Le FBI a déclaré avoir récupéré un drapeau représentant l’État islamique en Irak et en Syrie (EIIS) dans le véhicule de location que l’homme a utilisé pour foncer sur la foule du Nouvel An, tuant 14 personnes. Ils ont déclaré qu’il avait également publié des vidéos sur son compte Facebook professant son allégeance au groupe militant.
“Pour aller aussi loin, pour obtenir un drapeau de l’EI, pour publier ces vidéos (liées à l’EI), j’ai le sentiment qu’il s’imprégnait en fait de la propagande de l’EI”, a déclaré Colin P. Clarke, analyste antiterroriste au groupe Soufan, un New York Times.
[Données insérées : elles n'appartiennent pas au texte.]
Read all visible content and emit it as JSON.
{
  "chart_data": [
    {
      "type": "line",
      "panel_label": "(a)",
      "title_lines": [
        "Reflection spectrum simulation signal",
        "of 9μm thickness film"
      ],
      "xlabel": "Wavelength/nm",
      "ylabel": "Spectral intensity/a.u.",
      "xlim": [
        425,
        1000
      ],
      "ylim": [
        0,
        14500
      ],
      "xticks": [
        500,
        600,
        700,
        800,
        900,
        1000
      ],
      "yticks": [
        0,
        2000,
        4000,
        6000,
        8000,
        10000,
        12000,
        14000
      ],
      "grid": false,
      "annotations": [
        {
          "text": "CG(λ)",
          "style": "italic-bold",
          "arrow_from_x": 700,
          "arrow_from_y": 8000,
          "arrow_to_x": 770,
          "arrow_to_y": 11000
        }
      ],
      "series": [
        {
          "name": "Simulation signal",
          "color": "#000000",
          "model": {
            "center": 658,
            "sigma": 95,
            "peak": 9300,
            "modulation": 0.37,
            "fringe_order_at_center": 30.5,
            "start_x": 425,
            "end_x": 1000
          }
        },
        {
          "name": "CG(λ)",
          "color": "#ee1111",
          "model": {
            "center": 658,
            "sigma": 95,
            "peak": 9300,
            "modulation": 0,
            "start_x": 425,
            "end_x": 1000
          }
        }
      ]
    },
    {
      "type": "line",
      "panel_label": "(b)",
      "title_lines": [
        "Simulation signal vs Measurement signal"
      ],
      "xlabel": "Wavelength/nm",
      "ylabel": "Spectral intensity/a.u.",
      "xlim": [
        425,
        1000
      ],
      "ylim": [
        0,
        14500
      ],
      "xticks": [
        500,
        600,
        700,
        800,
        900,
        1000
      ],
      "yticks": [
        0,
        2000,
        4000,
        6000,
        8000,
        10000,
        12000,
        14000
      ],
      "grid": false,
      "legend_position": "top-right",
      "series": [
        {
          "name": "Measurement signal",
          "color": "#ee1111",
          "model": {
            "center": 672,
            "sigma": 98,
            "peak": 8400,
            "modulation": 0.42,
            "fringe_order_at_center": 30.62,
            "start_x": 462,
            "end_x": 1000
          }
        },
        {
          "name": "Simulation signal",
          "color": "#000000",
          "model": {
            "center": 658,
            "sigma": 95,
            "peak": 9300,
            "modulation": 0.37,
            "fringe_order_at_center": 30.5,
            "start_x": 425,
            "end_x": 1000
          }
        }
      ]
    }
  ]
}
Société de conseil en sécurité basée à York.
Clarke dit que l’agresseur a peut-être également traversé des difficultés financières ou conjugales qui auraient pu créer des ouvertures cognitives lui permettant de devenir vulnérable à l’idéologie de l’Etat islamique.
“Et puis, à quel moment s’agit-il davantage d’idéologie que de griefs personnels ?“
Les enquêteurs recherchent tout soutien ou inspiration qu’il aurait pu tirer de l’Etat islamique. Mais l’incident présente des similitudes avec les attaques passées inspirées par l’EI, au cours desquelles des individus utilisaient des véhicules pour se faufiler dans la foule.
“Lorsque cela s’est produit pour la première fois, sans rien savoir de la personne responsable… la première chose à laquelle j’ai pensé, c’est qu’il y avait eu une série d’attaques similaires en 2016 et 2017, inspirées ou liées à divers degrés par l’EI”, a déclaré Tom Joscelyn.chercheur principal chez Just Security, un forum d’analyse de la sécurité en ligne qui fait partie du Reiss Centre en droit et sécurité à la faculté de droit de l’université de New York.
Bien que le FBI ait initialement déclaré qu’il recherchait les complices que l’attaquant aurait pu avoir, jeudi, il a déclaré qu’il pensait que Shamsud-Din Jabbar, un citoyen américain de 42 ans originaire du Texas, était le seul responsable.
Jabbar avait publié cinq vidéos sur son compte Facebook dans les heures précédant l’attaque, a indiqué le FBI, dont une dans laquelle il affirmait avoir rejoint l’EI avant cet été.
L’agence a également déclaré que Jabbar avait initialement prévu de s’en prendre à sa famille et à ses amis, mais qu’elle craignait que les gros titres ne se concentrent pas sur la “guerre entre les croyants et les mécréants”.
L’attaquant correspond à la définition d’un « extrémiste violent local »
Austin Doctor, directeur des initiatives de recherche contre le terrorisme au Centre national d’innovation, de technologie et d’éducation contre le terrorisme (NCITE), affirme que Jabbar correspond à la définition des forces de l’ordre d’un « extrémiste violent local ».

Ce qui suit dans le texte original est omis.